Re: [akka-user] Re: Akka Streams Feedback Merge never completes

Jean-Pierre Thomasset Mon, 07 Dec 2015 06:06:37 -0800

Hello,

Here is the implementation of a custom feedback stage. It's composed of 
three port : 
- out [T]: The output of the merge operation made by this stage
- in [T] : The main input port (outside the feedback loop)
- feedback [Option[T]] : the feedback loop input port


Keep in mind that it can only works if the number of element flowing out is 
exactly the number flowing in back in the feedback port. The stage will be 
completed once the main input port (in) is completed and that there are no 
outstanding request flowing in the feedback loop (the last element in this 
loop should be a None to complete the stage).

  class FeedbackShape[T](val _init: FanInShape.Init[T]) extends 
FanInShape[T](_init) {
    def this() = this(FanInShape.Name[T]("FeedbackShape"))

    override protected def construct(init: Init[T]): FanInShape[T] = new 
FeedbackShape(init)
    override def deepCopy(): FeedbackShape[T] = 
super.deepCopy().asInstanceOf[FeedbackShape[T]]

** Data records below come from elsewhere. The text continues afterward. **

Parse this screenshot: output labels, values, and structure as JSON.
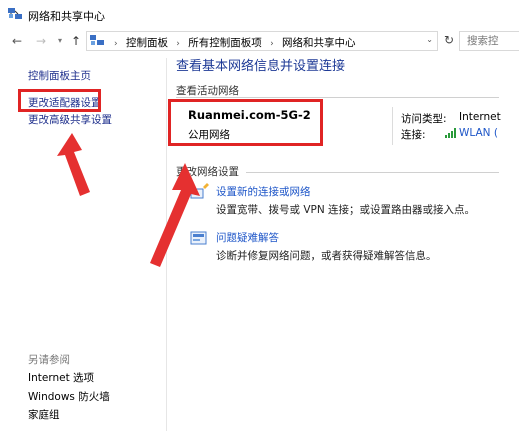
{
  "window": {
    "title": "网络和共享中心"
  },
  "address_bar": {
    "breadcrumbs": [
      "控制面板",
      "所有控制面板项",
      "网络和共享中心"
    ],
    "search_placeholder": "搜索控"
  },
  "sidebar": {
    "home_link": "控制面板主页",
    "links": [
      "更改适配器设置",
      "更改高级共享设置"
    ],
    "see_also_header": "另请参阅",
    "see_also": [
      "Internet 选项",
      "Windows 防火墙",
      "家庭组"
    ]
  },
  "main": {
    "title": "查看基本网络信息并设置连接",
    "active_networks_label": "查看活动网络",
    "network": {
      "name": "Ruanmei.com-5G-2",
      "category": "公用网络",
      "access_type_label": "访问类型:",
      "access_type_value": "Internet",
      "connections_label": "连接:",
      "connections_value": "WLAN ("
    },
    "change_settings_label": "更改网络设置",
    "tasks": [
      {
        "link": "设置新的连接或网络",
        "desc": "设置宽带、拨号或 VPN 连接；或设置路由器或接入点。"
      },
      {
        "link": "问题疑难解答",
        "desc": "诊断并修复网络问题，或者获得疑难解答信息。"
      }
    ]
  },
  "colors": {
    "highlight_red": "#e02424",
    "link_blue": "#1e56c8",
    "title_blue": "#1e3a96"
  },
  "icons": {
    "back": "arrow-left-icon",
    "forward": "arrow-right-icon",
    "up": "arrow-up-icon",
    "refresh": "refresh-icon",
    "wifi": "wifi-signal-icon"
  }
}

    val in = newInlet[T]("in")
    val feedback = newInlet[Option[T]]("feedback")
  }

  class Feedback[T] extends GraphStage[FeedbackShape[T]] {
    // Define the shape of this stage, which is SourceShape with the port 
we defined above
    override val shape: FeedbackShape[T] = new FeedbackShape


    def in: Inlet[T] = shape.in
    def out: Outlet[T] = shape.out
    def feedback: Inlet[Option[T]] = shape.feedback


    // This is where the actual (possibly stateful) logic will live
    override def createLogic(inheritedAttributes: Attributes): 
GraphStageLogic = new GraphStageLogic(shape) {
      var flowingCount = 0

      def checkComplete(): Unit = {
        // Complete this stage if there are no data in the feedback loop
        if(flowingCount == 0 && isClosed(in)) {
          completeStage()
        }
      }

      def pullSecondary(): Unit = tryPull(in)

      /**
       * Output port handler
       */
      setHandler(out, new OutHandler {
        private var first = true
        override def onPull(): Unit = {
          if (first) {
            first = false
            tryPull(feedback)
            tryPull(in)
          }
        }
      })

      var feedbackEmitting = 0

      /**
       * Prefered input port handler
       */
      setHandler(feedback, new InHandler {
        override def onUpstreamFinish(): Unit = checkComplete()
        override def onPush(): Unit = {
          /* Received back the element in the feedback loop */
          flowingCount -= 1
          emitFeedback()
        }

        def emitFeedback(): Unit = {
          feedbackEmitting += 1

          grab(feedback) match {
            case Some(e) => {
              flowingCount += 1
              emit(out, e, emitted)
            }
            case None => checkComplete()
          }
          tryPull(feedback)
        }

        val emitted = () ⇒ {
          feedbackEmitting -= 1
          if (isAvailable(feedback)) emitFeedback()
          else if (feedbackEmitting == 0) emitSecondary()
        }

        def emitSecondary(): Unit = {
          if (isAvailable(in)) {
            flowingCount += 1
            emit(out, grab(in), pullSecondary)
          }
        }

      })

      /**
       * Secondary input port handler
       */
      setHandler(in, new InHandler {
        override def onPush(): Unit = {
          if (feedbackEmitting == 0) {
            flowingCount += 1
            emit(out, grab(in), pullSecondary)
          }
        }
        override def onUpstreamFinish(): Unit = checkComplete()
      })


    }
  }

It can be used in a graph of this shape : 
source ~> feedback.in
          feedback.out                ~>          broadcast ~> output/sink
          feedback.feedback   <~ loopOperation <~ broadcast

where loopOperation must check if it needs to send back the data to the 
loop by sending either
- Some(t) : if the loop shall continue
- None : if the loop must end for the given input

The feedback stage will be responsible of unboxing the Option[T] sent to 
it's feedback port and will send it as a T to the out port.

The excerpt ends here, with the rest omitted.